|Crude oil inventories (weekly change)||-7.1M barrels||0.6M barrels|
|Gasoline (weekly change)||8.3M barrels||-1.6M barrels|
|Distillates (weekly change)||10.1M barrels||-1.9M barrels|
Crude oil inventories fell 7.1 million barrels in the December 30 week to 479.0 million, which is 6.2 percent above the level in the same period of the prior year. But product inventories increased in the week, with gasoline rising 8.3 million barrels to 235.5 million, up 1.5 percent from the previous year at this time, while distillates rose 10.1 million barrels to 161.7 million, 1.4 percent above the level of the previous year.
Crude oil imports averaged about 7.2 million barrels per day in the week, down by 984,000 barrels from the previous week. Imports over the last four weeks averaged 7.8 million barrels per day, 0.5 percent more than in the prior year during the same period.
Refineries operated at 92 percent of their operable capacity, up 1 percentage point from last week, but production of gasoline nevertheless decreased, averaging about 9.5 million barrels per day. Production of distillate fuel did rise, averaging over 5.3 million barrels per day.
On the demand side, total products supplied over the last four weeks averaged 19.6 million barrels per day, down 0.5 percent from the same period in the prior year. Of this amount, supplied gasoline averaged 9.0 million barrels per day, down by 0.2 percent from the prior year, while distillates averaged 3.8 million barrels, up 8.1 percent.
The Energy Information Administration (EIA) provides weekly information on petroleum inventories in the U.S., whether produced here or abroad.
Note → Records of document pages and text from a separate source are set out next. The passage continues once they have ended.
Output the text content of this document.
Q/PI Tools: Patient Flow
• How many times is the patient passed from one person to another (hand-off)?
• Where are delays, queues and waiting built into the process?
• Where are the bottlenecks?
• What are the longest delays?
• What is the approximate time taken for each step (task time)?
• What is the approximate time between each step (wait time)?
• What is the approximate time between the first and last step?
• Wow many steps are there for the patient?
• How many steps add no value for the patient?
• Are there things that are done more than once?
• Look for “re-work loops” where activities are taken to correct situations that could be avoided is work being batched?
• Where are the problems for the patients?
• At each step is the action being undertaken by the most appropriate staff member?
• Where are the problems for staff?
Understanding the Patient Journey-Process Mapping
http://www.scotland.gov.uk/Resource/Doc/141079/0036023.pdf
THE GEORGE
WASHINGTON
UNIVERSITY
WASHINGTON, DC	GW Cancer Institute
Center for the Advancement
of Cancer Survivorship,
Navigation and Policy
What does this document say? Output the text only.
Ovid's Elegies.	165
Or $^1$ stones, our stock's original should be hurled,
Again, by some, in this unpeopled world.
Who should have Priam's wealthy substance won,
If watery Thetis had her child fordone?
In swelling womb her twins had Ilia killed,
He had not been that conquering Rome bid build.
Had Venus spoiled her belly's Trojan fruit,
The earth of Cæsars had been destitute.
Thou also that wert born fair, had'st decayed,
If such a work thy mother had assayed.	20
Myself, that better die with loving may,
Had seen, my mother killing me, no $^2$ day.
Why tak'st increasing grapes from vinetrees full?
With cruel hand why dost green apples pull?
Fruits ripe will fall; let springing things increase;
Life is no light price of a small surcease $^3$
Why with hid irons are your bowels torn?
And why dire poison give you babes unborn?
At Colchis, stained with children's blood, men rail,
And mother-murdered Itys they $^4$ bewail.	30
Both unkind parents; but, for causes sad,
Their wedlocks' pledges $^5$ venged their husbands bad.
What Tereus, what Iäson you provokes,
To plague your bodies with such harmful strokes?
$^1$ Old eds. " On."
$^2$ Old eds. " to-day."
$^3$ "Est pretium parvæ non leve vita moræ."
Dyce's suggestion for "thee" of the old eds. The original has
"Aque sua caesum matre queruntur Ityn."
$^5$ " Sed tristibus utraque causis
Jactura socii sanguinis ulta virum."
The level of inventories helps determine prices for petroleum products.
Petroleum product prices are determined by supply and demand - just like any other good and service. During periods of strong economic growth, one would expect demand to be robust. If inventories are low, this will lead to increases in crude oil prices - or price increases for a wide variety of petroleum products such as gasoline or heating oil. If inventories are high and rising in a period of strong demand, prices may not need to increase at all, or as much. During a period of sluggish economic activity, demand for crude oil may not be as strong. If inventories are rising, this may push down oil prices.
Crude oil is an important commodity in the global market. Prices fluctuate depending on supply and demand conditions in the world. Since oil is such an important part of the economy, it can also help determine the direction of inflation. In the U.S., consumer prices have moderated whenever oil prices have fallen, but have accelerated when oil prices have risen.